My ex husband of 24 years had an affair and immediately got the girl pregnant. She now posts photos of him and the baby all over Facebook and I can't help but torture myself by looking at them (I know, I know, but I begged for another baby for 15 years and he said "no way"!).
Anyone else been in this situation where the pain is just hideous?
I had no feelings for the ex at all but it was still a punch to me when I heard his new wife was pregnant so I know how you feel.
Take control and stop looking at the pictures. Hope for the sake of the baby that he will be a good dad. Concentrate on things that make you happy- like being able to sleep through the night, long lie ins etc that small kids make impossible.
With my ex this was the third baby by 3 different mother's, and I actually felt a bit sorry for him going backwards in life and having to do all the baby stuff again.
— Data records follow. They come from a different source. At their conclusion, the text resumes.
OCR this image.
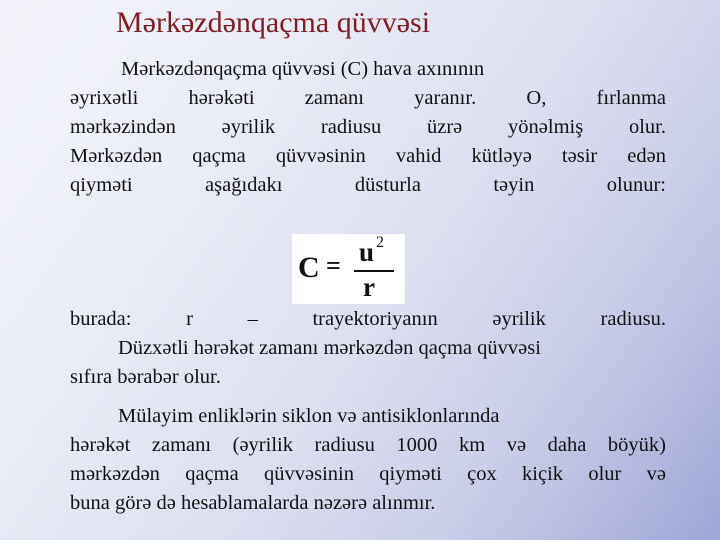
Mərkəzdənqaçma qüvvəsi
Mərkəzdənqaçma qüvvəsi (C) hava axınının
əyrixətli hərəkəti zamanı yaranır. O, fırlanma
mərkəzindən əyrilik radiusu üzrə yönəlmiş olur.
Mərkəzdən qaçma qüvvəsinin vahid kütləyə təsir edən
qiyməti aşağıdakı düsturla təyin olunur:
C = u 2
r
burada: r – trayektoriyanın əyrilik radiusu.
Düzxətli hərəkət zamanı mərkəzdən qaçma qüvvəsi
sıfıra bərabər olur.
Mülayim enliklərin siklon və antisiklonlarında
hərəkət zamanı (əyrilik radiusu 1000 km və daha böyük)
mərkəzdən qaçma qüvvəsinin qiyməti çox kiçik olur və
buna görə də hesablamalarda nəzərə alınmır.
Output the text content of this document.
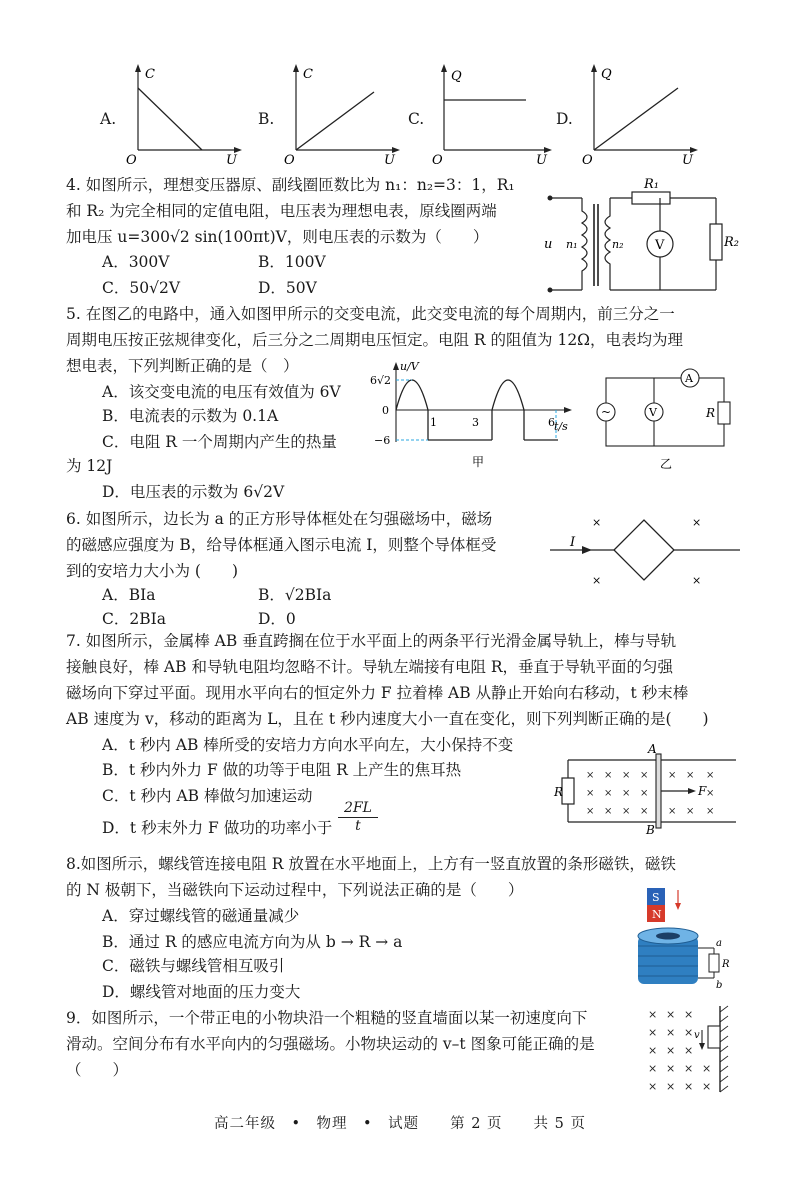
A.	B.	C.	D.
C
U
O
C
U
O
Q
U
O
Q
U
O
4. 如图所示，理想变压器原、副线圈匝数比为 n₁：n₂=3：1，R₁
和 R₂ 为完全相同的定值电阻，电压表为理想电表，原线圈两端
加电压 u=300√2 sin(100πt)V，则电压表的示数为（　　）
A．300V	B．100V
C．50√2V	D．50V
V
R₁
R₂
u n₁	n₂
5. 在图乙的电路中，通入如图甲所示的交变电流，此交变电流的每个周期内，前三分之一
周期电压按正弦规律变化，后三分之二周期电压恒定。电阻 R 的阻值为 12Ω，电表均为理
想电表，下列判断正确的是（　）
A．该交变电流的电压有效值为 6V
B．电流表的示数为 0.1A
C．电阻 R 一个周期内产生的热量
为 12J
D．电压表的示数为 6√2V
u/V
t/s
6√2
0
−6
1	3	6
甲
~	V
A
R
乙
6. 如图所示，边长为 a 的正方形导体框处在匀强磁场中，磁场
的磁感应强度为 B，给导体框通入图示电流 I，则整个导体框受
到的安培力大小为 (　　)
A．BIa	B．√2BIa
C．2BIa	D．0
I
×	×
×	×
7. 如图所示，金属棒 AB 垂直跨搁在位于水平面上的两条平行光滑金属导轨上，棒与导轨
接触良好，棒 AB 和导轨电阻均忽略不计。导轨左端接有电阻 R，垂直于导轨平面的匀强
磁场向下穿过平面。现用水平向右的恒定外力 F 拉着棒 AB 从静止开始向右移动，t 秒末棒
AB 速度为 v，移动的距离为 L，且在 t 秒内速度大小一直在变化，则下列判断正确的是(　　)
A．t 秒内 AB 棒所受的安培力方向水平向左，大小保持不变
B．t 秒内外力 F 做的功等于电阻 R 上产生的焦耳热
C．t 秒内 AB 棒做匀加速运动
D．t 秒末外力 F 做功的功率小于 $\frac{2FL}{t}$
R
A
B
F
× × × × × × ×
× × × ×	×
× × × × × × ×
8.如图所示，螺线管连接电阻 R 放置在水平地面上，上方有一竖直放置的条形磁铁，磁铁
的 N 极朝下，当磁铁向下运动过程中，下列说法正确的是（　　）
A．穿过螺线管的磁通量减少
B．通过 R 的感应电流方向为从 b → R → a
C．磁铁与螺线管相互吸引
D．螺线管对地面的压力变大
S
N
a
b
R
9．如图所示，一个带正电的小物块沿一个粗糙的竖直墙面以某一初速度向下
滑动。空间分布有水平向内的匀强磁场。小物块运动的 v–t 图象可能正确的是
（　　）
× × ×
× × ×
× × ×
× × × ×
× × × ×
v
高二年级　•　物理　•　试题　　第 2 页　　共 5 页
The oldest was 17 at the time. He hasn't changed one bit in all these years, mine recently said he feels sorry for the youngest, that he shouldn't have to live with "those people"
OP, it must be horrid for you and I can understand why you feel compelled to keep going back to look but it's only ever going to hurt you. Do you think you could give yourself just one more time to look (if you must) and then block both of them as other posters have suggested? It really would be the kindest thing you could do for yourself.
Winter that is one of the stupidest clichés ever and it's stated as fact all over MN when it isn't. It's so unhelpful however kindly meant.
Ex left me 7 months pregnant to then 12 months on get the ow pregnant! Bonkers!
Initially it was hard to take as he'd walked away from one baby before it was even born to then go and have another. The fact he'd be their for the ow when she gave birth and he was no where to be seen when our child was born, all those kinda things hurt. But then I felt pity. I pitied the 2 of them and the fact they'd given up their carefree lives to add another child into the mess they'd caused!
I also found similarities between myself and the ow in the fact she was copying me. To me that shows her insecurities from starting a relationship built on lies!
Be strong enough not to look and if you feel tempted busy yourself with something else!
The only thing that annoyed me more than anything is that he just did it - not living with her - not even properly together from what I've been told - where as my and DP are doing things 'right' and bought a house together & doing it up - which means I have to wait
He's in for a shock when he's awakened at all hours with a new baby. and the expense of it all. the gloss will wear off soon enough. she's shacked up with a cheater. what he did for her, he'll do to her.